Resolution opposing re-designation sails through

Newton County preps to protect land rights


Newton County Quorum Court members passed a resolution at their Nov. 6 meeting opposing “the changing of the name designation or expansion of the Buffalo National River, and any further negative impact on the agricultural lands or infringement on private ownership on the Buffalo National River Watershed.”

The vote was unanimous with approximately 25 citizens in attendance.

Justice of the Peace Jamie Mefford said the court wanted to show its opposition to any name change, park expansion, private land rights restrictions and any agricultural restrictions.

Mefford said little discussion by court members took place before the vote because, “We’re all in agreement that we just don’t want the changes.”

The resolution follows recent discussions of making public lands around the Buffalo National River into a national park preserve.

In July 2022, the Runway Group approached U.S. Rep. Bruce Westerman, R-Ark., who represents Arkansas’ 4th Congressional District and chairs the Natural Resources Committee, with the idea re-designating the land.

The Buffalo National River became America’s first national river in 1972. At that time, the federal government used eminent domain on some landowners.

The Runway Group is owned by Steuart and Tom Walton, grandsons of Walmart founders Helen and Sam Walton.

Proponents of the idea emphasize re-designating federal land around the river will bring more tourism, jobs, and money, which could be used to improve the park’s infrastructure, as well as enhance economic benefits and growth to Newton and Searcy counties and their gateway communities.

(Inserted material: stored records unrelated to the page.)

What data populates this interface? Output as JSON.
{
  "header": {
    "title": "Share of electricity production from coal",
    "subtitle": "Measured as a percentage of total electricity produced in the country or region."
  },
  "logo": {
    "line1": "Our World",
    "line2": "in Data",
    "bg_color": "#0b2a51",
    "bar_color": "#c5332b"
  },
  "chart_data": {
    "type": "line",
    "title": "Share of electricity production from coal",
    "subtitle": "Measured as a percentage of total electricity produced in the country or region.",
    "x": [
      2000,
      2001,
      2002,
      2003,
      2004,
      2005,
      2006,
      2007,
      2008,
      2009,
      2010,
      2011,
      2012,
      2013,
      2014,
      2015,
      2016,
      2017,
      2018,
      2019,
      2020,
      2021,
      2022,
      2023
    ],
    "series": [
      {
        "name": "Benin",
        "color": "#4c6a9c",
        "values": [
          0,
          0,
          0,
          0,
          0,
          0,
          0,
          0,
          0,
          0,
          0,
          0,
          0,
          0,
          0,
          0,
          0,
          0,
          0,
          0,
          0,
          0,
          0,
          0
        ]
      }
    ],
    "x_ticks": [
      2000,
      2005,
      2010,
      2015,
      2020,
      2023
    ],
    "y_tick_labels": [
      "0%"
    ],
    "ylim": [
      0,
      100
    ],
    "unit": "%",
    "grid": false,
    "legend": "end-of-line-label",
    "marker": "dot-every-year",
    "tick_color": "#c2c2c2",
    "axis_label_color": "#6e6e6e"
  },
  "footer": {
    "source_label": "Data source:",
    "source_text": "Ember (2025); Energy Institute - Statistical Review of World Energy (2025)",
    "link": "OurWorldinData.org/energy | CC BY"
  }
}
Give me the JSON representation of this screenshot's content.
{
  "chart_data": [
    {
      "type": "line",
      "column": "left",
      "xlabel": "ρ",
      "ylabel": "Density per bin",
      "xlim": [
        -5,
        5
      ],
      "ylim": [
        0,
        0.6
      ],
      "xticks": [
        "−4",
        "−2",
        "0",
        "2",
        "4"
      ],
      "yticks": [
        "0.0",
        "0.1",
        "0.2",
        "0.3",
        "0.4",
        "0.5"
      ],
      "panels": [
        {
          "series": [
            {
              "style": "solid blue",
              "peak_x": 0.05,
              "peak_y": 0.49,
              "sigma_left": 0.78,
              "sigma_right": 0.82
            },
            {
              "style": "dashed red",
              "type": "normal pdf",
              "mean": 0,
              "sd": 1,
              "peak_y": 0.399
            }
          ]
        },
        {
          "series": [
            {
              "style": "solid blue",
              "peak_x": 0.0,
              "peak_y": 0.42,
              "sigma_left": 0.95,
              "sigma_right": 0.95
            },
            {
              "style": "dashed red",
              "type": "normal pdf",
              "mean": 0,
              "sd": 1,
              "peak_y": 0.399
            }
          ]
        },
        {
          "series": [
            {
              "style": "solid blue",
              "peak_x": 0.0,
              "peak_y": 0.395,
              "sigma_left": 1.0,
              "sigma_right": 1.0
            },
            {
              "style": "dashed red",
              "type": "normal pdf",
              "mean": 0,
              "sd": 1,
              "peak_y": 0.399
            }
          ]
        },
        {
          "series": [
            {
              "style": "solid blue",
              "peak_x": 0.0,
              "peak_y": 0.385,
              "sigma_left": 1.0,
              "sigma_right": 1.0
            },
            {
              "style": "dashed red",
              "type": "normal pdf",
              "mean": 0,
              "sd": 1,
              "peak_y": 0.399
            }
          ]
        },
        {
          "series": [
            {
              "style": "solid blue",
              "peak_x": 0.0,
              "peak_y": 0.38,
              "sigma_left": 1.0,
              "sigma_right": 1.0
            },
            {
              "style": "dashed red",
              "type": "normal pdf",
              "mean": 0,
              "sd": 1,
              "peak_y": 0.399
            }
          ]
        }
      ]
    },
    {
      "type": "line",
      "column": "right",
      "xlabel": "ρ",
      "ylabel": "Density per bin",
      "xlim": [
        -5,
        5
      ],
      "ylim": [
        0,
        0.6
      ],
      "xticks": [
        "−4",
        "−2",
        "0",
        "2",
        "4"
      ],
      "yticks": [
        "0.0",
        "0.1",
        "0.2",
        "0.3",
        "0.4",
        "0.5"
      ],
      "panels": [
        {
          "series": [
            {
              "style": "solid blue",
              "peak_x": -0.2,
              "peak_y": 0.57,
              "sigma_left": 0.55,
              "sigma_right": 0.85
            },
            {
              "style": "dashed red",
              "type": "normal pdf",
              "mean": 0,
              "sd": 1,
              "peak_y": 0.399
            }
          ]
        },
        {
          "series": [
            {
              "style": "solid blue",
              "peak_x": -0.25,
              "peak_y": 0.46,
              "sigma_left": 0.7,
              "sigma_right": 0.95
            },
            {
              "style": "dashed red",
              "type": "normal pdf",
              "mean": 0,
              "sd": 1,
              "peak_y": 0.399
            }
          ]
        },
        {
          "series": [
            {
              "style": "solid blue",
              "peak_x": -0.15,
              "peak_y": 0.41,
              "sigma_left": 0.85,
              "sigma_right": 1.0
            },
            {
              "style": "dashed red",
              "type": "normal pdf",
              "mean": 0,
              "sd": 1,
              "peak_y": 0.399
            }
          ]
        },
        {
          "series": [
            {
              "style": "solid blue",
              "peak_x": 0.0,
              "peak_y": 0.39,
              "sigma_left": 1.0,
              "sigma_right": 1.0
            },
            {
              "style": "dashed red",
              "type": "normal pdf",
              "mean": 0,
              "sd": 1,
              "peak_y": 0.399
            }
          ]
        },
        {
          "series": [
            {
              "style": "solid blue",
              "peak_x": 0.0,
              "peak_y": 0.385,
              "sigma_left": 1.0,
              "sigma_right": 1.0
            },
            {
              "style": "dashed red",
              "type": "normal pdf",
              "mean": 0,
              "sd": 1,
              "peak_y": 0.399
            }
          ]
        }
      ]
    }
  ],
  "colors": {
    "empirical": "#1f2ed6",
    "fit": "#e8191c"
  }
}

In September, in an effort to gauge public opinion, the Runway Group hired Selzer & Co., who polled 412 voters in Baxter, Madison, Marion, Newton and Searcy counties about a change and produced a flyer with the results.

However, locals say they are opposed to the change. Mefford said no constituents have approached him in support of the idea.

“I couldn’t understand why they didn’t bring it to the local cities, and the local county governments before they ever even started anything with it,” Mefford said.

The Record broke the story on Oct. 4, making the public aware of discussions about re-designating lands.

Recently, Runway Group’s Vice President of Corporate and Community Affairs Krista Cupp said the group is not pressing forward with a re-designation. There are “no next steps,” she said.

Cupp said when the group approached Westerman, it didn’t present a proposal but asked if the re-designation was worth exploring.     

Westerman has stated that no plans exist now to draft legislation turning the lands into a preserve.

Mefford realizes the county’s resolution holds no weight if a federal law were passed.

“We have no power over the federal government,” he said.

Mefford said even though the Runway Group has said it is no longer pursuing the option, “I think the next time we’ll hear about it, it’ll be up in Congress.

“You know, the people that are pushing this are very powerful and they have the money and they have the lobbyists.”

Mefford, who is serving his third two-year term, said people in his district and in Newton County remain on edge based upon recent large land purchases in the area.

Walton Enterprises, owned by the Walton family, owns more than 6,000 acres in Kingston in Madison County and has purchased three historic buildings on the Kingston Square they plan to renovate.

Unconfirmed reports indicate the Runway Group has made plans to purchase Horseshoe Canyon, a large dude ranch near Jasper in Newton County.

In 2020, Bass Pro Shop Founder Johnny Morris bought Dogpatch U.S.A., a theme park in Newton County that opened in 1968 but was shuttered in 1993.

Mefford said the recent land purchases have the court members considering ordinances that were passed in approximately 1998 dealing with county landowners rights.

“And we’re in the process of dragging that out and getting the dust off of it.”

Currently, the county has no zoning ordinances and requires no building permits.

Even though zoning requirements were brought up at Monday’s meeting, Mefford said, “We know what’s coming. It’s everywhere. But we don’t want to infringe on anybody’s property rights.

“Things have been simple, ’til now,” he said.

But “big growth” is coming and he’s worried about how the county will pay for it.

The county is at least “62 percent government owned,” but with very little tax base, receiving payments in lieu of taxes [PILT], Mefford said. PILT payments are “federal payments that help local governments offset losses in property taxes due to the existence of nontaxable Federal lands within their boundaries,” according to the U.S. Department of Interior.

“So we’re sitting here with 1,500 miles of dirt roads in this county. And we’ve got a $1.3 million budget, $1.4, a little more than that with FEMA, but it takes $800,000 to pay our employees in the road department and that don’t leave a lot,” Mefford said.